When a prospective client calls me, I create a new project for her in “Account development.” In the project notes field, I paste her contact information from her email, and this is where I type all my notes, and paste relevant email excerpts. This is also where I transcribe any paper notes I have from meetings. Of course, I also create my Next Actions. But I still need to comply with company policy by using LongJump sales/CRM tool. So I create the record and maintain it as required, oftentimes pasting information from my project notes. So as Notes is a merely a conduit for me and Omnifocus is my trusted system, LongJump is a reference and reporting system for me and Omnifocus is where I actually manage my workflow.
When I am not at my desk, here is how I use my BlackBerry for email: I scan incoming emails, delete the ones I can, respond to brief-response or time-sensitive emails, and File other emails to an Action Required folder. Then when I get to my computer, I process those emails into my system.
Obviously, I have a complex work set-up with many tools I must use, plus a few that I wish to use no matter what.
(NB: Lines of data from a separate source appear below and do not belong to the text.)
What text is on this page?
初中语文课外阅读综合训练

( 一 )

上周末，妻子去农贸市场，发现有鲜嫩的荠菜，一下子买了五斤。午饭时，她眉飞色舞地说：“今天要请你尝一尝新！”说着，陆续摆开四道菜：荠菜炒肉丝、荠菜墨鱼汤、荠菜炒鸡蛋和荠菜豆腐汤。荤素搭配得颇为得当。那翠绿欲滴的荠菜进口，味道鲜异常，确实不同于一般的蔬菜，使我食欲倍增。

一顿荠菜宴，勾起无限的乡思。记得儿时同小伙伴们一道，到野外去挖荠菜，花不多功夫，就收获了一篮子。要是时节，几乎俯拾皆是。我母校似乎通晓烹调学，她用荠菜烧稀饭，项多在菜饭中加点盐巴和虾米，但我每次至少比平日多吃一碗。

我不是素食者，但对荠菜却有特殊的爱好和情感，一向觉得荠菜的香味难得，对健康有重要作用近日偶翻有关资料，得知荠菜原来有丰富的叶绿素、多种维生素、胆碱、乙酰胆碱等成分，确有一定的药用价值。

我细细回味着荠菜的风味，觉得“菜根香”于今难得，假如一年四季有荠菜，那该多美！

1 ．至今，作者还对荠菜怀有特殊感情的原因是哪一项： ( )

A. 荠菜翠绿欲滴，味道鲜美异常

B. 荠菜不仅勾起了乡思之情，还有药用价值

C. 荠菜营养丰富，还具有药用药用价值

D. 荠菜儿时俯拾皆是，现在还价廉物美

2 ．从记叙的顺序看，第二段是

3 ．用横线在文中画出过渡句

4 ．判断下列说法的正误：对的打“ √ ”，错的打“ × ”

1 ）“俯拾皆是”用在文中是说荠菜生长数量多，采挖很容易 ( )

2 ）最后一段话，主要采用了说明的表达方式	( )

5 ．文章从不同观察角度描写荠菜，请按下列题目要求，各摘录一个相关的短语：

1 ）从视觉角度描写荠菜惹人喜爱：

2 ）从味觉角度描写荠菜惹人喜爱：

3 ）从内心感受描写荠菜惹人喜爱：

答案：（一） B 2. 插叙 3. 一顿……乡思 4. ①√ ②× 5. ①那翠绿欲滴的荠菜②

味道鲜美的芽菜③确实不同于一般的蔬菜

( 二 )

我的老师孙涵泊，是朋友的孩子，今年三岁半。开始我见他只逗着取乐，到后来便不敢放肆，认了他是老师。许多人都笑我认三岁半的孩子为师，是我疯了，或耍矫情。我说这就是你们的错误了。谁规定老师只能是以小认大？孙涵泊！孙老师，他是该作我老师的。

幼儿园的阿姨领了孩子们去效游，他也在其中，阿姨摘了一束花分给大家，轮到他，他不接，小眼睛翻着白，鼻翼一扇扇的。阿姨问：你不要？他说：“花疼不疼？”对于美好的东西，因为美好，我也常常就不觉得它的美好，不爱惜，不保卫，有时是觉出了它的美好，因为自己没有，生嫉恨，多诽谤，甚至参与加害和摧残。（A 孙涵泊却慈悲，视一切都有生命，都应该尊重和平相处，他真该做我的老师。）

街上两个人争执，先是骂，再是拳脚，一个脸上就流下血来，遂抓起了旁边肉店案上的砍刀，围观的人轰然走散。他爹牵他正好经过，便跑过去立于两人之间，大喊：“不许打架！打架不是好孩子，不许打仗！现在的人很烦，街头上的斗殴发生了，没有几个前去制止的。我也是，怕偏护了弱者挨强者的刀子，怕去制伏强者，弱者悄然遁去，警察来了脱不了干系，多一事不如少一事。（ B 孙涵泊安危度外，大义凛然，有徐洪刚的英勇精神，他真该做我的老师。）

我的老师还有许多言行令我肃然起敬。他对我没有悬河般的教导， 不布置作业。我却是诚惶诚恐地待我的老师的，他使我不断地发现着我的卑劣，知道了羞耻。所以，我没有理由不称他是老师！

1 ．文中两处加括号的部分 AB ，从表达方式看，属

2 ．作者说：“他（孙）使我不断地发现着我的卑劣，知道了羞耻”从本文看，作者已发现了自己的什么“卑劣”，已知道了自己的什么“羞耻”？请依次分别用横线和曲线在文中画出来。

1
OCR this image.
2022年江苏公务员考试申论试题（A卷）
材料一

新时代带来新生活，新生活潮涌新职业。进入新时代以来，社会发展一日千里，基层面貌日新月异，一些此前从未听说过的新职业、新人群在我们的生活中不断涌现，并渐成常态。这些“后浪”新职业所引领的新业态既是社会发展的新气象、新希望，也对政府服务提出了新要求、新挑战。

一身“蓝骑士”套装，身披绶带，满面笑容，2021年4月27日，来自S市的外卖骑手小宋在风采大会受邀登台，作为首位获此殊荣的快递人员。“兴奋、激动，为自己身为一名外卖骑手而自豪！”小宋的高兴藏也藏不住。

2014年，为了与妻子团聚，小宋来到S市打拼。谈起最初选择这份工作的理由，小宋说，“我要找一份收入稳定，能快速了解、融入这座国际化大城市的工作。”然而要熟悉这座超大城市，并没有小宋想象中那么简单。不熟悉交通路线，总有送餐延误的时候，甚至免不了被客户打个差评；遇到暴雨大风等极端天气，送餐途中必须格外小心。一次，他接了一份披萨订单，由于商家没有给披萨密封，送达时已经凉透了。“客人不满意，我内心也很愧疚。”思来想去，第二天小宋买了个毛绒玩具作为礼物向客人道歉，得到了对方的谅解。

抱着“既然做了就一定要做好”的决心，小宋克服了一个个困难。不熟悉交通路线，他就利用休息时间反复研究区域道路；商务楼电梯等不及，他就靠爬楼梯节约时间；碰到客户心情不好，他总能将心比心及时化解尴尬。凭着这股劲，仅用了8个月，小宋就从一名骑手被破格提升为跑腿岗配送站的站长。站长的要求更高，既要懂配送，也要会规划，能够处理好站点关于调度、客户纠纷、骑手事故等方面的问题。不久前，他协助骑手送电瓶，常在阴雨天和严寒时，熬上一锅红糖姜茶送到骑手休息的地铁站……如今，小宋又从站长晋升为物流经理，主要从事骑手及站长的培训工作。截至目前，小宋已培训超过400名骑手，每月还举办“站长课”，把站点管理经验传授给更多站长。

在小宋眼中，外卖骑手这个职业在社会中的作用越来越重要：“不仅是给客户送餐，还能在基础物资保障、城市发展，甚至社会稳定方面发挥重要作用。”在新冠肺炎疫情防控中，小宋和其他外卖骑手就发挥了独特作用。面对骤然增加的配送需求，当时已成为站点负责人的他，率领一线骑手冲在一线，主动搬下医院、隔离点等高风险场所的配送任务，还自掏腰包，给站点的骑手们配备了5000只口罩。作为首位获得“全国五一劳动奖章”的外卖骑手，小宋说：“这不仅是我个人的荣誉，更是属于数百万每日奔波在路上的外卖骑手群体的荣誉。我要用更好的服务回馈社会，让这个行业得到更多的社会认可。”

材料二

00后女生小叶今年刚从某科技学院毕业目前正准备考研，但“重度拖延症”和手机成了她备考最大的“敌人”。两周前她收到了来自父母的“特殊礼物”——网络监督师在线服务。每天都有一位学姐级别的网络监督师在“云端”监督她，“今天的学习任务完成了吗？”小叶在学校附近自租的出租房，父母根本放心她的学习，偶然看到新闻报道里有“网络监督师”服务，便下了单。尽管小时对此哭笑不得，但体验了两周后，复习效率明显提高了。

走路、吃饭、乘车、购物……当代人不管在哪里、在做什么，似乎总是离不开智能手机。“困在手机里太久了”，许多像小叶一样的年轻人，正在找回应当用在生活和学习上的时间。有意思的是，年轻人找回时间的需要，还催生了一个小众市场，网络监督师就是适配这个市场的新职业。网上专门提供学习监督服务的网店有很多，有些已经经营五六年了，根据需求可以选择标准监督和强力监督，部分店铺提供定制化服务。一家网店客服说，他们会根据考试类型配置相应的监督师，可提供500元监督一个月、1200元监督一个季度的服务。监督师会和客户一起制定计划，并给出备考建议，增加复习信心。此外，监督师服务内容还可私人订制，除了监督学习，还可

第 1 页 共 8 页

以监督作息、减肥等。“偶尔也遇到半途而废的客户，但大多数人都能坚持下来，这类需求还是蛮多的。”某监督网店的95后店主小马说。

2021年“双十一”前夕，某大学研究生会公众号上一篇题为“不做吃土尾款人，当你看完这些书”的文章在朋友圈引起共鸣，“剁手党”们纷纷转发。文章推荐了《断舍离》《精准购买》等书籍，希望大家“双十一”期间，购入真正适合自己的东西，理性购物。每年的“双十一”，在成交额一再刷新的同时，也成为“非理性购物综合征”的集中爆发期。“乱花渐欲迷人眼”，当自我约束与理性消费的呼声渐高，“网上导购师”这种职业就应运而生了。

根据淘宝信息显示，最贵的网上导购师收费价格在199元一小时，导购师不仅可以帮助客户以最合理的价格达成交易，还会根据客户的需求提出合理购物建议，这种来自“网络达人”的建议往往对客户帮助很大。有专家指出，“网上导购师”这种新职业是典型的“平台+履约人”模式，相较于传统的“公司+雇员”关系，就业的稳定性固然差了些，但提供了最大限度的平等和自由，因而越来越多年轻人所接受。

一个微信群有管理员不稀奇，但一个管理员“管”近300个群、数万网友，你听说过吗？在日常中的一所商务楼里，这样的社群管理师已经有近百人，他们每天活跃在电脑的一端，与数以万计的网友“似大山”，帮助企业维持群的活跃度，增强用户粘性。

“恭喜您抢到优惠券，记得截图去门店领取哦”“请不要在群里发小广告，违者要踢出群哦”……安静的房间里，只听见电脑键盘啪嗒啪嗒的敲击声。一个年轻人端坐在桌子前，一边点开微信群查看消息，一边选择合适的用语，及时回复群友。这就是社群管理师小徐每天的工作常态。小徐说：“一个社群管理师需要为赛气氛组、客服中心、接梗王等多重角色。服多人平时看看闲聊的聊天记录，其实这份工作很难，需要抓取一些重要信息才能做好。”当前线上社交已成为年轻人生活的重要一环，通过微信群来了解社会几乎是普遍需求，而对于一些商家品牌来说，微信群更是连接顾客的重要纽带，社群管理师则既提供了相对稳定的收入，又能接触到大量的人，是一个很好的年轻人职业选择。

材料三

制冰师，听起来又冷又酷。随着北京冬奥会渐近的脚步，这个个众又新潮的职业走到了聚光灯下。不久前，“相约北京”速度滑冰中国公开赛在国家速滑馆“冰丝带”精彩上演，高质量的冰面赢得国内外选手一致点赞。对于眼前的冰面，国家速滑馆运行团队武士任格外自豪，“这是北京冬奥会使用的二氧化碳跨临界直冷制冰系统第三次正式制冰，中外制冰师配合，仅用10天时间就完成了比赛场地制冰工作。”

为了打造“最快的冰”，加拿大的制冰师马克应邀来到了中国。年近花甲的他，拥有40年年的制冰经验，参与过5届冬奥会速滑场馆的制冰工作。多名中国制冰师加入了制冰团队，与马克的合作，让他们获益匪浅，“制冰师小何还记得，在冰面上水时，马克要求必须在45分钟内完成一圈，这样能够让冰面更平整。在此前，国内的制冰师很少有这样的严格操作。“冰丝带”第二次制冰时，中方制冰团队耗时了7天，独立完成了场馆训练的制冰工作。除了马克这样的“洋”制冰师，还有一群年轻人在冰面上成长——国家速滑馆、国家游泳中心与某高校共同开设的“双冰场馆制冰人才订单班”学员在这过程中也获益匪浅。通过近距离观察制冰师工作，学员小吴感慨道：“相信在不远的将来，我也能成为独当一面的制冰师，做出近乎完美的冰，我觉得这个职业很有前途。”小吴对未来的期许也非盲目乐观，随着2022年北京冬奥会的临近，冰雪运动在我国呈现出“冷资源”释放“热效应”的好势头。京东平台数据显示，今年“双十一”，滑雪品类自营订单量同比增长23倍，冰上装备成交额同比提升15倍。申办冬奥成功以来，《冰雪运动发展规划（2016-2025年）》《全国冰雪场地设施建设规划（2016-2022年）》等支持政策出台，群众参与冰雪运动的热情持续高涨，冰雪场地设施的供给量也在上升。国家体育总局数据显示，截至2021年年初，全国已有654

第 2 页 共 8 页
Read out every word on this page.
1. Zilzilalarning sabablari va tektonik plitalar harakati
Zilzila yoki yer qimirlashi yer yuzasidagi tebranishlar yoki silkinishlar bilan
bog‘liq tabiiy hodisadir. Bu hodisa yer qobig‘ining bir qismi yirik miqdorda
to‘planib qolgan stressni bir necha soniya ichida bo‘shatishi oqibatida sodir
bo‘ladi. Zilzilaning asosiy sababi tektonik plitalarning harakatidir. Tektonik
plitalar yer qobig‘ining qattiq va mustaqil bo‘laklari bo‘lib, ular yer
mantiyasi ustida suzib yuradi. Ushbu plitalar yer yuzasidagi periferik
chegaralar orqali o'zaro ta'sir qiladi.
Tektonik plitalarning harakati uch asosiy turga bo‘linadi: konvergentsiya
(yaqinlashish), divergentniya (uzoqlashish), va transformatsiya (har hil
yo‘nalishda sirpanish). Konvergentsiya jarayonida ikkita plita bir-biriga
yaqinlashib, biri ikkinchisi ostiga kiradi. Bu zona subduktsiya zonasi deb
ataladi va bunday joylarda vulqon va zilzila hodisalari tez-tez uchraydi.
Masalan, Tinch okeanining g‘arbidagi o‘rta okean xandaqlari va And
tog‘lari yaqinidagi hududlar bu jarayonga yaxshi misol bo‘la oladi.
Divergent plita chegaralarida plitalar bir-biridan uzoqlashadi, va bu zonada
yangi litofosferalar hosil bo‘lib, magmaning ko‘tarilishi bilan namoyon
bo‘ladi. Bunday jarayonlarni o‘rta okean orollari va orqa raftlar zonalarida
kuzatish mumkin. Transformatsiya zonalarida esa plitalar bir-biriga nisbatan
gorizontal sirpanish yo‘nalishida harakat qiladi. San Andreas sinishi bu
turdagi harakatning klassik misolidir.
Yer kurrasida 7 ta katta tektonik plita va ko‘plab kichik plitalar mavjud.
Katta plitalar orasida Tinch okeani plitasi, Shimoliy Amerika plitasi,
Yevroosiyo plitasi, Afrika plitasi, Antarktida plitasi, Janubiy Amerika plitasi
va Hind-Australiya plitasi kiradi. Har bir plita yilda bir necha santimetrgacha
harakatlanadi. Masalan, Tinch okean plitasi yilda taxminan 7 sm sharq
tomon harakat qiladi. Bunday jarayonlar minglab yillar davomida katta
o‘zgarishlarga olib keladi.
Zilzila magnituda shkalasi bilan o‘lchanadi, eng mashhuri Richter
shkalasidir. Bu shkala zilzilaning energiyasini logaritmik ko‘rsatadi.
While it certainly took some time to fine-tune and get familiar with, I have firm control over the situation. The key reason is that, no matter how many disparate systems and tools I have, I work from Omnifocus and everything else is merely either a conduit or a reference system, from my perspective. However, I am also complying with company requirements by using their systems properly: I manage work emails, maintain the work calendar, and maintain the sales/CRM system. I simply do not use any of those systems as my personal tracking system.
To some this seems complicated and redundant. However redundant some elements of it may be, the reality is that my thinking is not redundant: I have one trusted system and it is from there that I do most of my work.